Cento anni fa nasceva don Saverio Gatti, un sacerdote che ha lasciato un indelebile ricordo in chi lo ha incrociato lungo la sua strada ma, soprattutto, nei giovani del tempo che, amorevolmente, lo hanno seguito fino a quel 14 febbraio 1983 quando ritornò tra le braccia del Padre dopo quasi cinque anni di sofferenza. Anni durante i quali don Saverio non ha smesso il suo apostolato, soprattutto tra le giovani generazioni alle quali rivolgeva uno sguardo particolare perché “i giovani – annota nel suo diario – sono la speranza del domani. Bisogna avere fiducia nelle loro possibilità e nelle loro capacità. Sarebbe tanto bello camminare insieme”.
Di don Saverio, infatti, oltre al ricordo personale di ciascuno, rimane anche un diario che racconta l’ultimo anno della sua vita da cui traspare il volto umano di un sacerdote che, come scrive monsignor Ferdinando Palatucci nella prefazione al diario, per più di quattro anni dalla scoperta della sua malattia, “ha continuato a vivere, a lavorare, a donarsi; ha camminato con la morte, che andava lentamente disfacendo il suo corpo […]. La sofferenza ha bruciato quanto poteva essere ombra e la fede nel Signore è divenuta limpida, assoluta, anche se sofferta. In questi anni di purificazione, don Saverio ha continuato a testimoniare a tutti la comprensione e l’amore del Padre. Ha vissuto in un impegno di annullamento dei propri desideri, delle proprie aspirazioni, per conformarsi, in adorazione, alla volontà di Dio. Ha scoperto profondamente le beatitudini ed ha cercato di conformare ad esse la vita”.
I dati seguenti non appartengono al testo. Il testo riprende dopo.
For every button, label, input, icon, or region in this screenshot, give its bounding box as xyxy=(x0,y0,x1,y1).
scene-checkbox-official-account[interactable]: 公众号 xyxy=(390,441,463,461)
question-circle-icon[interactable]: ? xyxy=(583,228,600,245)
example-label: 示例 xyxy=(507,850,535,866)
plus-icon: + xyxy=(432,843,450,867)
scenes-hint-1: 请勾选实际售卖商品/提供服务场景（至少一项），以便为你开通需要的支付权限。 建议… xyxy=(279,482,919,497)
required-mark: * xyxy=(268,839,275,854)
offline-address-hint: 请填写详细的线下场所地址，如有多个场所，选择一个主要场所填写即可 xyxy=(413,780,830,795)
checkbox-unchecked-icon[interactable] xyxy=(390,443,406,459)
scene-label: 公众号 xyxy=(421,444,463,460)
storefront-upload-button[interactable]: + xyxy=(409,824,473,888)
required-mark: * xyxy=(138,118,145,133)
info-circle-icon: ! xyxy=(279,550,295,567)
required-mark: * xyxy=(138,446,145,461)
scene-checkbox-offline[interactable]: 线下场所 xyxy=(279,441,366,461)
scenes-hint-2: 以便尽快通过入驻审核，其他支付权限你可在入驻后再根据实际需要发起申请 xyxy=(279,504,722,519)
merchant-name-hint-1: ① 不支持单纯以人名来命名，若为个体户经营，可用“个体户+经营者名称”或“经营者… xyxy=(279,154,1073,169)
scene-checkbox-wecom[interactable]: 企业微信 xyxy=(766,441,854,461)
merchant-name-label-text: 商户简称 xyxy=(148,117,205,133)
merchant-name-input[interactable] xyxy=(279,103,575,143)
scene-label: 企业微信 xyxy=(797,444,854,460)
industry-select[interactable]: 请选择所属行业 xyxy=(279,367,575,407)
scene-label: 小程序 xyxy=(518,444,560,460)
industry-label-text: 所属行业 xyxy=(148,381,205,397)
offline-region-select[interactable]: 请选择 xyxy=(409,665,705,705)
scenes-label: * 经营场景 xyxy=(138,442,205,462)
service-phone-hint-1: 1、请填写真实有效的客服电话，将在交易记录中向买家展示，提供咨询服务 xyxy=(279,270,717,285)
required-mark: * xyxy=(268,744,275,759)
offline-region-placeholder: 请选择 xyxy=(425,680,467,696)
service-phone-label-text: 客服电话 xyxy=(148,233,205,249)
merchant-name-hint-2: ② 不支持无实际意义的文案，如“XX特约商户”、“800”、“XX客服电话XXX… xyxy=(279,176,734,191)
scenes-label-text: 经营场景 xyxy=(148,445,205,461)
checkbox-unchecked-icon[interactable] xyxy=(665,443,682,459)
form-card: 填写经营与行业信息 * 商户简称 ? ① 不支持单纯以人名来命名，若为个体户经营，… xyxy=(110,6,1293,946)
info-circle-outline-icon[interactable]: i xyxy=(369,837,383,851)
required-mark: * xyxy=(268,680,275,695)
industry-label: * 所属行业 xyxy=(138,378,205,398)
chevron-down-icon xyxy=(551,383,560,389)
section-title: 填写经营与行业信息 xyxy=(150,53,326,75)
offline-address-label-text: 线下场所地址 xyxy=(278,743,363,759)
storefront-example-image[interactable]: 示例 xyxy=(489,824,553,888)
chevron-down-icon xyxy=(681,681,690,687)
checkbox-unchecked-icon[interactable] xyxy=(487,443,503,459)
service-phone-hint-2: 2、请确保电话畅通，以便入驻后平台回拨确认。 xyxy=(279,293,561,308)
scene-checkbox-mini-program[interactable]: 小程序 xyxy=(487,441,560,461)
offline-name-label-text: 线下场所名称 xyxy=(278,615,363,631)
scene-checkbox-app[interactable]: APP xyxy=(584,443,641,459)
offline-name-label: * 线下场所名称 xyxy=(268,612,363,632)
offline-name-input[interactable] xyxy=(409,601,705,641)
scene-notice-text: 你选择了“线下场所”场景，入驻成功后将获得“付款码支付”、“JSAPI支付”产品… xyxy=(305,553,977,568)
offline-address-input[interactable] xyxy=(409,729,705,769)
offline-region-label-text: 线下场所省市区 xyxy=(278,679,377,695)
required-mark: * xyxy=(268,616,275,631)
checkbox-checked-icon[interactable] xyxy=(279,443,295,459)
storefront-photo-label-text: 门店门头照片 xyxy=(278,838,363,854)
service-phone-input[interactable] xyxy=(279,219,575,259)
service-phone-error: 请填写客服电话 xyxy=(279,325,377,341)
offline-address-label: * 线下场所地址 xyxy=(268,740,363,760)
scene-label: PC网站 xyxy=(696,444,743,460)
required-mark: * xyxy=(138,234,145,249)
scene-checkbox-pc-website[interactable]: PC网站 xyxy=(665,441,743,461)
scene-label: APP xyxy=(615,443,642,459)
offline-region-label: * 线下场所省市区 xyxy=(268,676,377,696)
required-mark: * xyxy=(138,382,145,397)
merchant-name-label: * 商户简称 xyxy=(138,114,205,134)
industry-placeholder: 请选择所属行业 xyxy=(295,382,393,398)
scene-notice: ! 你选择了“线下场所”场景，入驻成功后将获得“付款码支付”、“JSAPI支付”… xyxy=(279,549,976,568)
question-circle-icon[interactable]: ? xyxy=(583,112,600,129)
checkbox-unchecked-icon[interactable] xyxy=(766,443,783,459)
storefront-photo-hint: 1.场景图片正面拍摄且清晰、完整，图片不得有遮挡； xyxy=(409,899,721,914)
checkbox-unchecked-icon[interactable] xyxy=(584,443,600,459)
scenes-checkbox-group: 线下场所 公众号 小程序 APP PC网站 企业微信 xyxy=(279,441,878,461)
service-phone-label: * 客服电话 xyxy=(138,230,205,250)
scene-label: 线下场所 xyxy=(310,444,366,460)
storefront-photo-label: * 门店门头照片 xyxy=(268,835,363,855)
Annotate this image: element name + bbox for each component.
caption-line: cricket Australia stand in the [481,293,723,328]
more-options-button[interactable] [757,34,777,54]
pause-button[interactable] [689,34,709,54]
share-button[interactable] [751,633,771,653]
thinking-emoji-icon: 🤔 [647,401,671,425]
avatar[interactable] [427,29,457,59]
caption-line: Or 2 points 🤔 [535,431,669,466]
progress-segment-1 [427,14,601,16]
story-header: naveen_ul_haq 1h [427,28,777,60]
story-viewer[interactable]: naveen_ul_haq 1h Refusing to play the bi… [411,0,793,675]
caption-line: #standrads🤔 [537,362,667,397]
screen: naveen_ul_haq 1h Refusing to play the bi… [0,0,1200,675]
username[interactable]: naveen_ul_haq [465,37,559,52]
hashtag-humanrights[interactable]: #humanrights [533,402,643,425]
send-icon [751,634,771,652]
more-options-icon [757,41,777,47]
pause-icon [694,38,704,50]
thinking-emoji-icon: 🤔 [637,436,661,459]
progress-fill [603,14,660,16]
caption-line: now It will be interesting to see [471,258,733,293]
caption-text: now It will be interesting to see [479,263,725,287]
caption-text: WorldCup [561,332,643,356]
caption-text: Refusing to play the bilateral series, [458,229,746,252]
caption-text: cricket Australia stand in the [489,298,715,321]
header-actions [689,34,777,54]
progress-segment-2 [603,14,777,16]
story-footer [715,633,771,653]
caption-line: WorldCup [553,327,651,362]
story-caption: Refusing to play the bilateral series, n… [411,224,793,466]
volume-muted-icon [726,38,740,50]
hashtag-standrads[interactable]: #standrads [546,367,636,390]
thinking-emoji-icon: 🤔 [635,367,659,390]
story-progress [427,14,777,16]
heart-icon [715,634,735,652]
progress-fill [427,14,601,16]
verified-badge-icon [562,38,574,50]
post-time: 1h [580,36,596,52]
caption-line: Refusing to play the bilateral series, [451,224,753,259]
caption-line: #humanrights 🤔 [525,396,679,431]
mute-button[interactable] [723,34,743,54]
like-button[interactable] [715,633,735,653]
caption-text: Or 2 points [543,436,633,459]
Il racconto dell’ “itinerario di un anno di vita che – scrive monsignor Vincenzo Rimedio nella presentazione del diario – è emblematico dell’avventura spirituale vissuta precedentemente dal Sacerdote di Dio e degli uomini” e che trova il suo incipit nella prima pagina di quello che può essere definito il testamento spirituale di don Saverio laddove chiede al Signore per il nuovo anno “che mi aiuti decisamente a diventare piccolo per conoscere la profondità del Suo mistero. Sento ogni giorno di più la mia debolezza e la mia povertà – annota don Saverio – . È forte il desiderio di morire per il superamento della mia negatività: poi scopro che bisogna morire a sé stessi per trovare la gioia di vivere per il Signore e per il servizio amoroso di ogni persona che cammina con me sulla strada […]. Vorrei che nessuno soffrisse per causa mia, per incomprensione e per apprensione: che ogni persona possa trovare, attraverso la mia misericordia e la mia povertà, la paternità luminosa del Signore. È difficile liberarsi delle proprie schiavitù, perché si è restii a lasciare le diverse sicurezze accarezzate lungo tutta una vita. Tu sei il mio pastore, non manco di nulla. Come è pesante credere in questa verità così liberante, nei momenti di incertezza, di ansietà e di sofferenza”.
Un sacerdote, quindi, che ha abbracciato la sofferenza cercando di rispondere al desiderio di Dio e che, nel contempo, guarda agli altri, al suo prossimo, alla Chiesa che tanto ha amato e che, in quello che, di fatto, è il suo ultimo anno di vita, chiede di innamorarsi della Madonna: “Lungo la mia vita – scrive don Saverio il primo gennaio 1982 – è stata all’ombra delle mie cose. Desidero che diventi la mia mamma che accompagna costantemente il cammino della mia specifica vocazione”.
Come sarebbe bello se chi lo ha incrociato lungo il suo cammino di vita, possa anch’egli innamorarsi realmente della Madonna!
Sarebbe questo il segnale che la sua vita ha tracciato un solco indelebile in ciascuno di noi.